Author: Allen B Downey
Audience: Python programmers
Reviewer: Mike James
Learning about Bayesian stats while programming in Python seems like a good idea. What could possibly go wrong?
This is a book in the "Think X" series from author Allen Downey, published by O'Reilly which all start off from the postulate that as a Python programmer you can use your programming skill to learn other topics. This is an idea I happen to agree with and I make use of it whenever I can. However, in this case things are more complicated.
The first thing to say is that Bayesian statistics is one of the two mainstream approaches to modern statistics. The first is the frequentist approach which leads up to hypothesis testing and confidence intervals as well as a lot of statistical models, which Downey sets out to cover in Think Stats. The second is Bayesian statistics, which is based on a single theorem that relates to conditional probabilities. In many ways it is Bayesian statistics that is the new kid on the block and to be a Bayesian is to be novel and slightly radical in the statistical community - although as the approach matures this is less and less the case.
If there is any controversy over Bayesian stats it certainly isn't centered around Bayes theorem, which is accepted by everyone as long as the conditional qualities it is relating really are probabilities. Things get a little more controversial when the probabilities being used start to degenerate into measures of belief or confidence. There are lots of complex issues surrounding the use of the approach and this book ignores them all.
It is important to know that all of the examples are in Python and you need to know how to program in Python to get almost anything from this book. You can't simply read it and skip the programs and hope to understand the ideas - the ideas are all in what the programs do.
The first chapter introduces the idea of conditional probability and it mostly does this by examples. This works well as a way of introducing this basic idea and by page 5 we have reached Bayes's theorem in both its simple form as something to do with probabilities and in its extended form as a rule of inference from data. We next have a simple example and then the Monty Hall problem explained in terms of conditional probability. If you get lost on this example don't be surprised because you are not alone. Why introduce this most difficult problem at the point the reader is just getting to grips with the basic concepts?
From here the book gets increasingly deeper into using Python and a set of objects that have been created to work with distributions. Chapter 2 introduces the probability mass function, i.e. a discrete distribution and an object which represents it. This is used to go over the examples in Chapter 1 in a programming problem format.
Chapter 3 is titled "Estimation" but it looks increasingly like a manual for the software. We also meet the problem of the prior distribution, i.e. what should it be? The idea that if you have enough data then the prior becomes irrelevant because the resulting posterior distributions, and hence any conclusions you draw, tend to converge.
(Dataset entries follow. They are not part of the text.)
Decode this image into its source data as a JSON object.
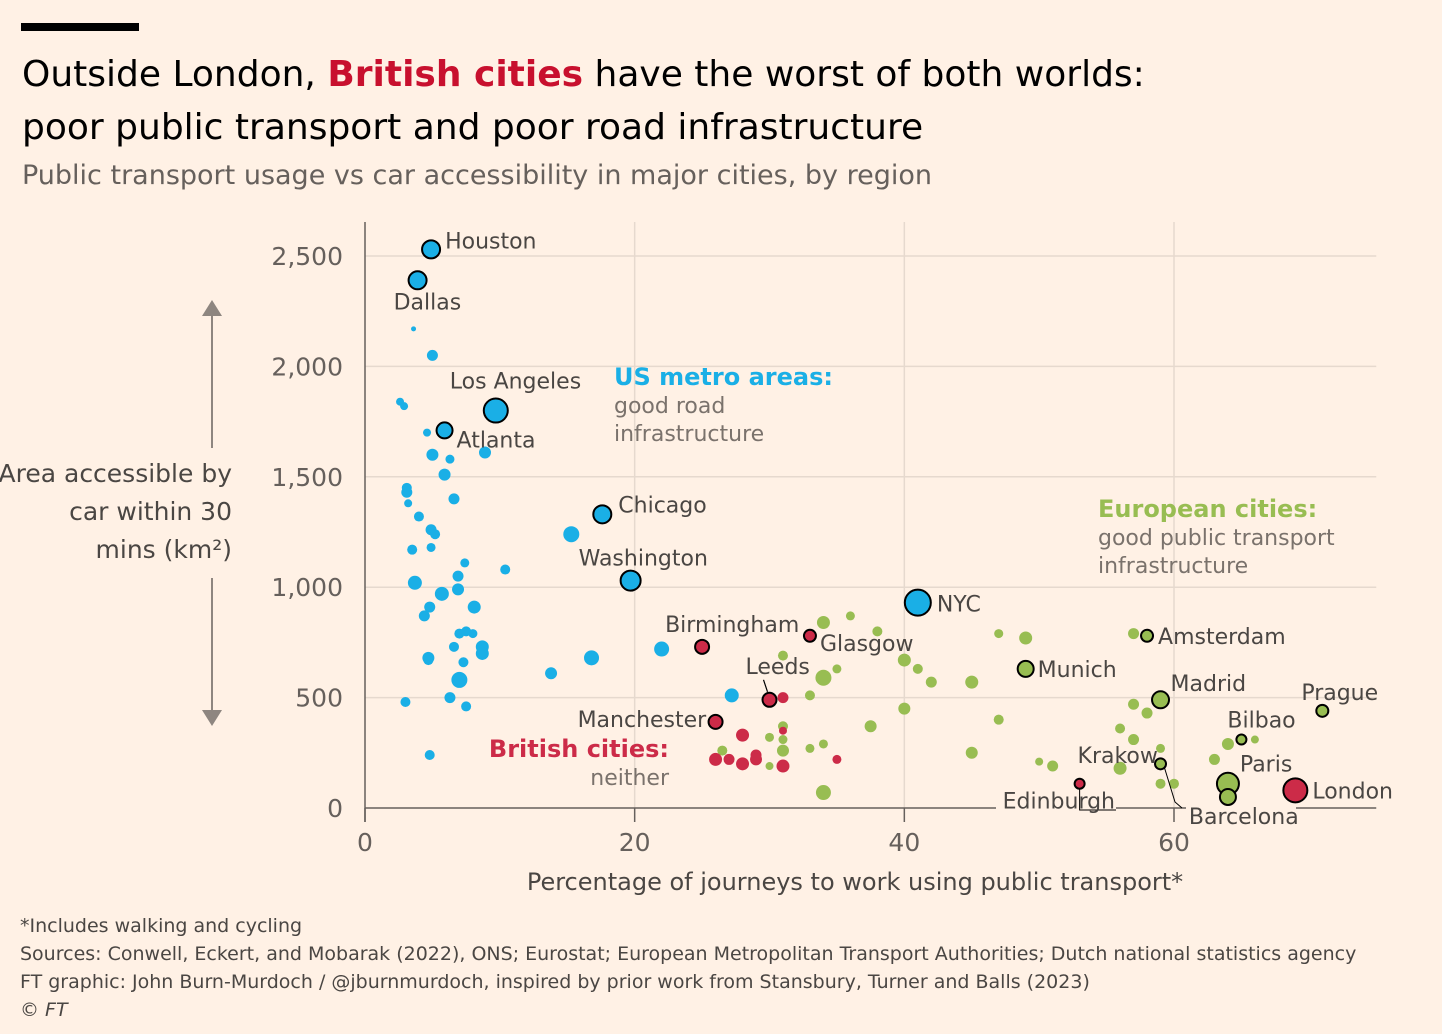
{
  "title": {
    "line1_before": "Outside London, ",
    "line1_highlight": "British cities",
    "line1_after": " have the worst of both worlds:",
    "line2": "poor public transport and poor road infrastructure"
  },
  "subtitle": "Public transport usage vs car accessibility in major cities, by region",
  "footer": {
    "note": "*Includes walking and cycling",
    "sources": "Sources: Conwell, Eckert, and Mobarak (2022), ONS; Eurostat; European Metropolitan Transport Authorities; Dutch national statistics agency",
    "credit": "FT graphic: John Burn-Murdoch / @jburnmurdoch, inspired by prior work from Stansbury, Turner and Balls (2023)",
    "copyright": "© FT"
  },
  "colors": {
    "background": "#FFF1E5",
    "us": "#1AAFE6",
    "uk": "#CC2B48",
    "europe": "#98BD52",
    "grid": "#E6D9CE",
    "axis": "#66605C",
    "text": "#4A4643"
  },
  "chart_data": {
    "type": "scatter",
    "title": "Outside London, British cities have the worst of both worlds: poor public transport and poor road infrastructure",
    "xlabel": "Percentage of journeys to work using public transport*",
    "ylabel": "Area accessible by car within 30 mins (km²)",
    "xlim": [
      0,
      75
    ],
    "ylim": [
      0,
      2650
    ],
    "xticks": [
      0,
      20,
      40,
      60
    ],
    "yticks": [
      0,
      500,
      1000,
      1500,
      2000,
      2500
    ],
    "xtick_labels": [
      "0",
      "20",
      "40",
      "60"
    ],
    "ytick_labels": [
      "0",
      "500",
      "1,000",
      "1,500",
      "2,000",
      "2,500"
    ],
    "grid": true,
    "region_labels": [
      {
        "region": "us",
        "heading": "US metro areas:",
        "lines": [
          "good road",
          "infrastructure"
        ]
      },
      {
        "region": "europe",
        "heading": "European cities:",
        "lines": [
          "good public transport",
          "infrastructure"
        ]
      },
      {
        "region": "uk",
        "heading": "British cities:",
        "lines": [
          "neither"
        ]
      }
    ],
    "series": [
      {
        "name": "US metro areas",
        "region": "us",
        "points": [
          {
            "x": 4.9,
            "y": 2530,
            "r": 9,
            "label": "Houston"
          },
          {
            "x": 3.9,
            "y": 2390,
            "r": 9,
            "label": "Dallas"
          },
          {
            "x": 9.7,
            "y": 1800,
            "r": 12,
            "label": "Los Angeles"
          },
          {
            "x": 5.9,
            "y": 1710,
            "r": 8,
            "label": "Atlanta"
          },
          {
            "x": 17.6,
            "y": 1330,
            "r": 9,
            "label": "Chicago"
          },
          {
            "x": 19.7,
            "y": 1030,
            "r": 10,
            "label": "Washington"
          },
          {
            "x": 41.0,
            "y": 930,
            "r": 13,
            "label": "NYC"
          },
          {
            "x": 3.6,
            "y": 2170,
            "r": 2.5
          },
          {
            "x": 5.0,
            "y": 2050,
            "r": 5.5
          },
          {
            "x": 2.6,
            "y": 1840,
            "r": 4
          },
          {
            "x": 2.9,
            "y": 1820,
            "r": 4
          },
          {
            "x": 4.6,
            "y": 1700,
            "r": 4
          },
          {
            "x": 8.9,
            "y": 1610,
            "r": 6
          },
          {
            "x": 5.0,
            "y": 1600,
            "r": 6
          },
          {
            "x": 6.3,
            "y": 1580,
            "r": 4.5
          },
          {
            "x": 5.9,
            "y": 1510,
            "r": 6
          },
          {
            "x": 3.1,
            "y": 1430,
            "r": 5.5
          },
          {
            "x": 3.1,
            "y": 1450,
            "r": 5
          },
          {
            "x": 6.6,
            "y": 1400,
            "r": 5.5
          },
          {
            "x": 3.2,
            "y": 1380,
            "r": 4
          },
          {
            "x": 4.0,
            "y": 1320,
            "r": 5
          },
          {
            "x": 4.9,
            "y": 1260,
            "r": 5.5
          },
          {
            "x": 5.2,
            "y": 1240,
            "r": 5
          },
          {
            "x": 15.3,
            "y": 1240,
            "r": 8
          },
          {
            "x": 3.5,
            "y": 1170,
            "r": 5
          },
          {
            "x": 4.9,
            "y": 1180,
            "r": 4.5
          },
          {
            "x": 7.4,
            "y": 1110,
            "r": 4.5
          },
          {
            "x": 10.4,
            "y": 1080,
            "r": 5
          },
          {
            "x": 6.9,
            "y": 1050,
            "r": 5.5
          },
          {
            "x": 3.7,
            "y": 1020,
            "r": 7
          },
          {
            "x": 6.9,
            "y": 990,
            "r": 6
          },
          {
            "x": 5.7,
            "y": 970,
            "r": 7
          },
          {
            "x": 4.8,
            "y": 910,
            "r": 5.5
          },
          {
            "x": 8.1,
            "y": 910,
            "r": 6.5
          },
          {
            "x": 4.4,
            "y": 870,
            "r": 5.5
          },
          {
            "x": 7.0,
            "y": 790,
            "r": 5
          },
          {
            "x": 7.5,
            "y": 800,
            "r": 5
          },
          {
            "x": 8.0,
            "y": 790,
            "r": 4.5
          },
          {
            "x": 6.6,
            "y": 730,
            "r": 5
          },
          {
            "x": 8.7,
            "y": 730,
            "r": 6.5
          },
          {
            "x": 8.7,
            "y": 700,
            "r": 6.5
          },
          {
            "x": 4.7,
            "y": 680,
            "r": 6
          },
          {
            "x": 4.7,
            "y": 670,
            "r": 5
          },
          {
            "x": 7.3,
            "y": 660,
            "r": 5
          },
          {
            "x": 16.8,
            "y": 680,
            "r": 7.5
          },
          {
            "x": 22.0,
            "y": 720,
            "r": 7.5
          },
          {
            "x": 13.8,
            "y": 610,
            "r": 6
          },
          {
            "x": 7.0,
            "y": 580,
            "r": 8
          },
          {
            "x": 6.3,
            "y": 500,
            "r": 5.5
          },
          {
            "x": 3.0,
            "y": 480,
            "r": 5
          },
          {
            "x": 7.5,
            "y": 460,
            "r": 5
          },
          {
            "x": 4.8,
            "y": 240,
            "r": 5
          },
          {
            "x": 27.2,
            "y": 510,
            "r": 7
          }
        ]
      },
      {
        "name": "British cities",
        "region": "uk",
        "points": [
          {
            "x": 25.0,
            "y": 730,
            "r": 7,
            "label": "Birmingham"
          },
          {
            "x": 33.0,
            "y": 780,
            "r": 6,
            "label": "Glasgow"
          },
          {
            "x": 30.0,
            "y": 490,
            "r": 7,
            "label": "Leeds"
          },
          {
            "x": 26.0,
            "y": 390,
            "r": 7,
            "label": "Manchester"
          },
          {
            "x": 69.0,
            "y": 80,
            "r": 12,
            "label": "London"
          },
          {
            "x": 53.0,
            "y": 110,
            "r": 5,
            "label": "Edinburgh"
          },
          {
            "x": 31.0,
            "y": 500,
            "r": 5.5
          },
          {
            "x": 31.0,
            "y": 350,
            "r": 4
          },
          {
            "x": 28.0,
            "y": 330,
            "r": 6.5
          },
          {
            "x": 29.0,
            "y": 240,
            "r": 5.5
          },
          {
            "x": 26.0,
            "y": 220,
            "r": 6.5
          },
          {
            "x": 27.0,
            "y": 220,
            "r": 5.5
          },
          {
            "x": 28.0,
            "y": 200,
            "r": 6.5
          },
          {
            "x": 29.0,
            "y": 220,
            "r": 6
          },
          {
            "x": 31.0,
            "y": 190,
            "r": 6.5
          },
          {
            "x": 35.0,
            "y": 220,
            "r": 4.5
          }
        ]
      },
      {
        "name": "European cities",
        "region": "europe",
        "points": [
          {
            "x": 58.0,
            "y": 780,
            "r": 6,
            "label": "Amsterdam"
          },
          {
            "x": 49.0,
            "y": 630,
            "r": 8,
            "label": "Munich"
          },
          {
            "x": 59.0,
            "y": 490,
            "r": 8.5,
            "label": "Madrid"
          },
          {
            "x": 71.0,
            "y": 440,
            "r": 6,
            "label": "Prague"
          },
          {
            "x": 65.0,
            "y": 310,
            "r": 5,
            "label": "Bilbao"
          },
          {
            "x": 59.0,
            "y": 200,
            "r": 5.5,
            "label": "Krakow"
          },
          {
            "x": 64.0,
            "y": 110,
            "r": 11,
            "label": "Paris"
          },
          {
            "x": 64.0,
            "y": 50,
            "r": 8,
            "label": "Barcelona"
          },
          {
            "x": 34.0,
            "y": 840,
            "r": 6.5
          },
          {
            "x": 36.0,
            "y": 870,
            "r": 4.5
          },
          {
            "x": 38.0,
            "y": 800,
            "r": 5
          },
          {
            "x": 47.0,
            "y": 790,
            "r": 4.5
          },
          {
            "x": 49.0,
            "y": 770,
            "r": 6.5
          },
          {
            "x": 57.0,
            "y": 790,
            "r": 5.5
          },
          {
            "x": 31.0,
            "y": 690,
            "r": 5
          },
          {
            "x": 40.0,
            "y": 670,
            "r": 6.5
          },
          {
            "x": 41.0,
            "y": 630,
            "r": 5
          },
          {
            "x": 35.0,
            "y": 630,
            "r": 4.5
          },
          {
            "x": 34.0,
            "y": 590,
            "r": 8
          },
          {
            "x": 42.0,
            "y": 570,
            "r": 5.5
          },
          {
            "x": 45.0,
            "y": 570,
            "r": 6.5
          },
          {
            "x": 33.0,
            "y": 510,
            "r": 5
          },
          {
            "x": 40.0,
            "y": 450,
            "r": 6
          },
          {
            "x": 57.0,
            "y": 470,
            "r": 5.5
          },
          {
            "x": 58.0,
            "y": 430,
            "r": 5.5
          },
          {
            "x": 47.0,
            "y": 400,
            "r": 5
          },
          {
            "x": 31.0,
            "y": 370,
            "r": 5
          },
          {
            "x": 37.5,
            "y": 370,
            "r": 6
          },
          {
            "x": 56.0,
            "y": 360,
            "r": 5
          },
          {
            "x": 30.0,
            "y": 320,
            "r": 4.5
          },
          {
            "x": 31.0,
            "y": 310,
            "r": 4.5
          },
          {
            "x": 34.0,
            "y": 290,
            "r": 4.5
          },
          {
            "x": 57.0,
            "y": 310,
            "r": 5.5
          },
          {
            "x": 33.0,
            "y": 270,
            "r": 4.5
          },
          {
            "x": 31.0,
            "y": 260,
            "r": 6
          },
          {
            "x": 26.5,
            "y": 260,
            "r": 5
          },
          {
            "x": 45.0,
            "y": 250,
            "r": 6
          },
          {
            "x": 59.0,
            "y": 270,
            "r": 4.5
          },
          {
            "x": 64.0,
            "y": 290,
            "r": 6
          },
          {
            "x": 66.0,
            "y": 310,
            "r": 4
          },
          {
            "x": 63.0,
            "y": 220,
            "r": 5.5
          },
          {
            "x": 50.0,
            "y": 210,
            "r": 4
          },
          {
            "x": 51.0,
            "y": 190,
            "r": 5.5
          },
          {
            "x": 56.0,
            "y": 180,
            "r": 6.5
          },
          {
            "x": 59.0,
            "y": 110,
            "r": 5
          },
          {
            "x": 60.0,
            "y": 110,
            "r": 5
          },
          {
            "x": 30.0,
            "y": 190,
            "r": 4
          },
          {
            "x": 34.0,
            "y": 70,
            "r": 7.5
          }
        ]
      }
    ]
  }
}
Yes, this is true, but if you have that much data you probably don't need statistics. The next chapter explains how you can extract simple statistics from the posterior distribution.
Chapter 5 explains the idea of odds and the odds form of Bayes's rule plus a lot of additional features added to the software to make it possible to do probability calculations. Chapter 6 adds decision analysis into the mixture but spends most of its time discussing what a PDF is and how to represent it in software.
Chapter 7 is called Prediction and it shows how to use a Poisson process and Chapter 8 continues the look at the Poisson in terms of wait times.
So far all of the discussion has been about one-dimensional problems and Chapter 9 moves us into 2D with a look at joint distributions, marginals and conditionals that can be derived from them.
Chapter 10 looks at approximate Bayesian computations i.e. sampling. Chapter 11 is about hypothesis testing but not classical hypothesis testing but Bayesian testing - so don't expect to find out about significance here.
The remaining chapters cover evidence, simulation, simple models and higher dimensional situations.
Each chapter starts off with a example and while you might want to praise this feature as being practical it doesn't really give you a chance to discover that principle the chapter is about before you start getting deeper. Even the summaries and discussion at the end of the chapter fails to provide an adequate overview if you happen to have go lost on the way.
While in principle finding out how to convert some theoretical idea into code does help you understand the idea - if you can't do it then you certainly don't understand the idea - it doesn't always work the other way round. I often found myself trying to figure out what the programs were doing rather than what the ideas were. My preferred approach would be to explain the theory, what is probability, how does Bayes theorem let you translate prior distributions into posterior distributions and so on, and then have the program created to make sure I understand.
My final concern about the book is that it doesn't really emphasize the difficulties of the Bayes method. It doesn't point out that you are often not working with anything that can be interpreted as probability at all. It doesn't point out that as the number of variables grows there are real problems in gathering enough data to allow all of the dependencies to be taken into account. In short, it doesn't equip you with what you need to know to move on to more advanced things.
You can tell that I didn't like this book, but if you prefer a code-based approach to theory you might disagree. One thing that is certain is that there are a lot of good examples presented and the book is a great resource if you have to teach a class.
If you would like to form your own opinion of the book then you can download a PDF from http://greenteapress.com/
I can't recommend it if your goal is to understand Bayesian statistics and its place in the wider context of statistics.